Most English Bibles subtitle this passage The Cost of Discipleship. This seems to be a paradox. How can the invitation to salvation be free, but the following of Jesus be so costly that we must hate our family and take up a form of the death penalty to follow Him?

First, this does not mean Jesus can be one’s Savior and not Lord. God knew exactly what He was doing when He inspired Luke to write these two accounts. The idea is that salvation is completely free for us. It is a gift of grace, which means we cannot earn it. In fact, Jesus had to earn it for us by living the perfect life that we could not live (Romans 5). Jesus is the way we gain access to the Father (John 14:6). That is what salvation is! It is being made right with God through the life, death, resurrection, and ascension of Jesus. So, salvation is free in that there is nothing that you or I can do to earn right standing with God.

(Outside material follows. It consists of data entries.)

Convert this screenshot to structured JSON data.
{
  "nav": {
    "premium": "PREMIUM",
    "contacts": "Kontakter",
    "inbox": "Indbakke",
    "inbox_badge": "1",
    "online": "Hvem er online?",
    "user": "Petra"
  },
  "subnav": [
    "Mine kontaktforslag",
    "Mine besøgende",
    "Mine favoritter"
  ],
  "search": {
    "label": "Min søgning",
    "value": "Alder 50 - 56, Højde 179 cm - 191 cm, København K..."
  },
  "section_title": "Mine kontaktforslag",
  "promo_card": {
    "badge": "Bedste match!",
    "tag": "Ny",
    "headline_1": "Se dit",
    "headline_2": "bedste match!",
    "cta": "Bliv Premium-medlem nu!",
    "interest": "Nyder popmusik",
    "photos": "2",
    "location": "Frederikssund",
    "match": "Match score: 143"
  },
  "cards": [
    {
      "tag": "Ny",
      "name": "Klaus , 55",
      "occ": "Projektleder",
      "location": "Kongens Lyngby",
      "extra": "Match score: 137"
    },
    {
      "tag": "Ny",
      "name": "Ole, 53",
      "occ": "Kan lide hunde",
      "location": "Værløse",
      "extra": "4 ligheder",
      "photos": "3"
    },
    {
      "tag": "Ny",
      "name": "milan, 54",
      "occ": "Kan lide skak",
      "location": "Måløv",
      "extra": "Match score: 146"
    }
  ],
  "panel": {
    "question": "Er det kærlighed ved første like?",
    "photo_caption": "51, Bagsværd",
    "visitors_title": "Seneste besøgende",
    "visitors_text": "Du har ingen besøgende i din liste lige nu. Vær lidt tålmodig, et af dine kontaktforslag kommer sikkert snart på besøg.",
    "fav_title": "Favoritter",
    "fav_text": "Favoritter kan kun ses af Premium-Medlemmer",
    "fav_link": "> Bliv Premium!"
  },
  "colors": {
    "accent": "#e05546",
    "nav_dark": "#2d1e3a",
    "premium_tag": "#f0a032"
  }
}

Yet, to follow Jesus is costly. Why? Matthew 13:44 provides the answer for us. “The kingdom of Heaven is like treasure hidden in a field, which a man found and covered up. Then in his joy he goes and sells all that he has and buys that field.”

Jesus is that treasure. The great thing about the kingdom of heaven is not that we get to go to heaven after we die. It is not the feasts or anything else. It is that we get to have Jesus now and forever, but this costs everything. We must be willing to part with everything in our lives to follow Jesus, even good things. Having a good family, a good job, or possessions is not a wicked thing. To follow Jesus we must count all of those things as worthless compared to knowing Him.

Paul said it this way in Philippians 3:7, “But whatever gain I had, I counted as a loss for the sake of Christ.” If anyone could have earned his salvation it was Paul. He was a Hebrew of Hebrews. He followed the Jewish laws. He was from proper lineage. He was a teacher in Israel. Despite this, his confidence before God was not in any of those things. His confidence was in Christ alone. He counted all of those things as loss compared to knowing Jesus.

This is what Jesus meant in Luke 14. What means the most to you in this life? Your parents, your wife, your children, your status, etc.? To be able to follow Jesus you must be willing to count all of those things as a loss compared to knowing Him. It does not mean that you must forsake those things literally, because the Bible tells us elsewhere to be godly spouses, parents, children, and workers. It means you do not make any of those things the primary focus of your life. You take those good gifts and make much of Jesus with them. It means you take up your cross daily and die to all of your worldly desires to make much of Jesus.

So salvation is a free gift offered to all, but the cost is why many do not receive that free gift. Those who reject it, look at the cost and think it is not worth giving up something or all the things of this world to follow Jesus. The point of Luke 14 is that it is worth the cost. When you consider if the loss of all things is worth gaining Christ, the answer is a resounding YES! Jesus is the treasure that our hearts are looking for. He is life. So the question is, what are you holding onto that makes you unable to follow Jesus? Or if you have already begun to follow Jesus, how does your life reflect that He is worth the loss of all things?